Cette querelle aboutit au duel du 30 mai 1832 où il devait être grièvement blessé: il perdit la vie le lendemain, à vingt ans et sept mois.
Pendant les quatre jours qui précédèrent le duel, Galois, prévoyant le sort fatal qui l’attendait, jeta sur le papier, sous la forme la plus condensée, toutes les idées qu’il avait à l’esprit et dont la publication posthume, en 1846, par Joseph Liouville, devait amener une des révolutions les moins prévues et les plus profondes de l’histoire des mathématiques. Le cœur de la découverte de Galois, la notion de groupe, ouvrait un domaine entièrement nouveau et allait s’implanter dans toutes les branches des mathématiques, aussi bien en géométrie, qu’en algèbre ou en analyse, et même en physique théorique.
D’une façon surprenante, la théorie de Galois, aussi générale et abstraite soit-elle, devait, à partir du milieu du XXème siècle, être le fondement d’applications extrêmement concrètes, notamment dans le domaine du traitement de l’information.
Ainsi, en télécommunications, c’est elle qui a permis le développement des communications numériques, que ce soit la téléphonie mobile (GSM), les liaisons Internet ou la télévision. De même, en cryptographie, elle est essentielle pour la conception et l’analyse des codes secrets.
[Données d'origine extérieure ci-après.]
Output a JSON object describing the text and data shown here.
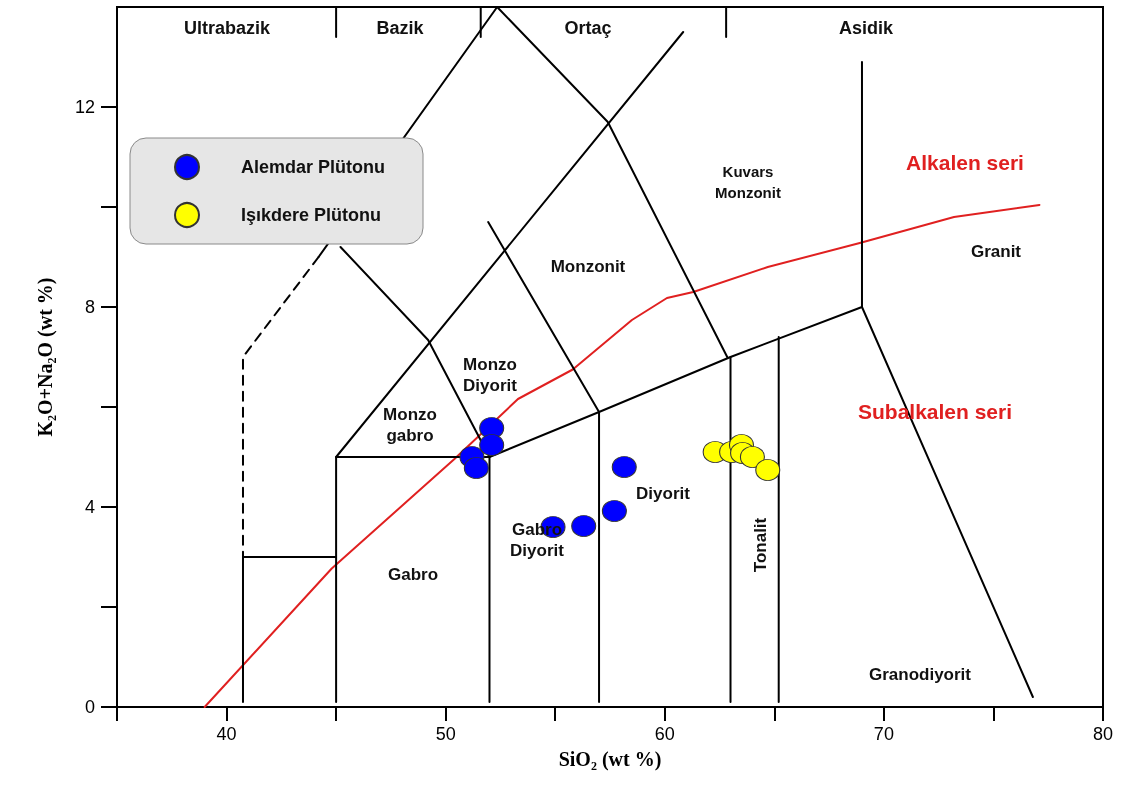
{
  "chart_data": {
    "type": "scatter",
    "xlabel": "SiO₂ (wt %)",
    "ylabel": "K₂O+Na₂O (wt %)",
    "xlim": [
      35,
      80
    ],
    "ylim": [
      0,
      14
    ],
    "xticks": [
      {
        "value": 35,
        "label": null
      },
      40,
      {
        "value": 45,
        "label": null
      },
      50,
      {
        "value": 55,
        "label": null
      },
      60,
      {
        "value": 65,
        "label": null
      },
      70,
      {
        "value": 75,
        "label": null
      },
      80
    ],
    "yticks": [
      0,
      {
        "value": 2,
        "label": null
      },
      4,
      {
        "value": 6,
        "label": null
      },
      8,
      {
        "value": 10,
        "label": null
      },
      12
    ],
    "grid": false,
    "legend": "top left",
    "series": [
      {
        "name": "Alemdar Plütonu",
        "marker": "circle",
        "color": "#0000ff",
        "x": [
          51.2,
          51.4,
          52.1,
          52.1,
          54.9,
          56.3,
          57.7,
          58.15
        ],
        "values": [
          5.0,
          4.78,
          5.58,
          5.24,
          3.6,
          3.62,
          3.92,
          4.8
        ]
      },
      {
        "name": "Işıkdere Plütonu",
        "marker": "circle",
        "color": "#ffff00",
        "x": [
          62.3,
          63.05,
          63.5,
          63.55,
          64.0,
          64.7
        ],
        "values": [
          5.1,
          5.1,
          5.24,
          5.08,
          5.0,
          4.74
        ]
      },
      {
        "type": "line",
        "color": "#e02020",
        "x": [
          39,
          44.8,
          50.4,
          53.3,
          55.8,
          58.5,
          60.1,
          61.3,
          64.7,
          68.9,
          73.2,
          77.1
        ],
        "values": [
          0,
          2.77,
          4.96,
          6.16,
          6.75,
          7.74,
          8.18,
          8.3,
          8.8,
          9.28,
          9.8,
          10.04
        ]
      },
      {
        "type": "line",
        "color": "#000000",
        "x": [
          52.35,
          44.2
        ],
        "values": [
          14,
          9.0
        ]
      },
      {
        "type": "line",
        "color": "#000000",
        "line_style": "dashed",
        "x": [
          44.2,
          40.75,
          40.75
        ],
        "values": [
          9.0,
          7.0,
          3.0
        ]
      },
      {
        "type": "line",
        "color": "#000000",
        "x": [
          52.35,
          57.4,
          62.85
        ],
        "values": [
          14,
          11.7,
          7.0
        ]
      },
      {
        "type": "line",
        "color": "#000000",
        "x": [
          60.84,
          45
        ],
        "values": [
          13.5,
          5.0
        ]
      },
      {
        "type": "line",
        "color": "#000000",
        "x": [
          45.2,
          49.2,
          52
        ],
        "values": [
          9.2,
          7.34,
          5.0
        ]
      },
      {
        "type": "line",
        "color": "#000000",
        "x": [
          51.94,
          57
        ],
        "values": [
          9.7,
          5.9
        ]
      },
      {
        "type": "line",
        "color": "#000000",
        "x": [
          52,
          57,
          63,
          69
        ],
        "values": [
          5.0,
          5.9,
          7.0,
          8.0
        ]
      },
      {
        "type": "line",
        "color": "#000000",
        "x": [
          40.75,
          40.75,
          45
        ],
        "values": [
          0.1,
          3.0,
          3.0
        ]
      },
      {
        "type": "line",
        "color": "#000000",
        "x": [
          45,
          45,
          52,
          52
        ],
        "values": [
          0.1,
          5.0,
          5.0,
          0.1
        ]
      },
      {
        "type": "line",
        "color": "#000000",
        "x": [
          57,
          57
        ],
        "values": [
          0.1,
          5.9
        ]
      },
      {
        "type": "line",
        "color": "#000000",
        "x": [
          63,
          63
        ],
        "values": [
          0.1,
          7.0
        ]
      },
      {
        "type": "line",
        "color": "#000000",
        "x": [
          65.2,
          65.2
        ],
        "values": [
          0.1,
          7.4
        ]
      },
      {
        "type": "line",
        "color": "#000000",
        "x": [
          69,
          69,
          76.8
        ],
        "values": [
          12.9,
          8.0,
          0.2
        ]
      },
      {
        "type": "line",
        "color": "#000000",
        "x": [
          45,
          45
        ],
        "values": [
          14,
          13.4
        ]
      },
      {
        "type": "line",
        "color": "#000000",
        "x": [
          51.6,
          51.6
        ],
        "values": [
          14,
          13.4
        ]
      },
      {
        "type": "line",
        "color": "#000000",
        "x": [
          62.8,
          62.8
        ],
        "values": [
          14,
          13.4
        ]
      }
    ],
    "annotations": [
      "Ultrabazik",
      "Bazik",
      "Ortaç",
      "Asidik",
      "Monzo\ngabro",
      "Monzo\nDiyorit",
      "Monzonit",
      "Kuvars\nMonzonit",
      "Gabro",
      "Gabro\nDiyorit",
      "Diyorit",
      "Tonalit",
      "Granit",
      "Granodiyorit",
      "Alkalen seri",
      "Subalkalen seri"
    ]
  }
}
Bien que fauché à vingt ans par le destin, Evariste Galois est venu prendre rang parmi les plus grands mathématiciens de l'Histoire. Sa vie sociale, politique, comme sa vie personnelle, ne fut pas heureuse, en dépit (ou à cause?) de son intelligence solaire, hors du commun, et de ses dons fulgurants dans le domaine mathématique.
Et c'est bien avec raison qu'on peut parler du "miracle de Galois".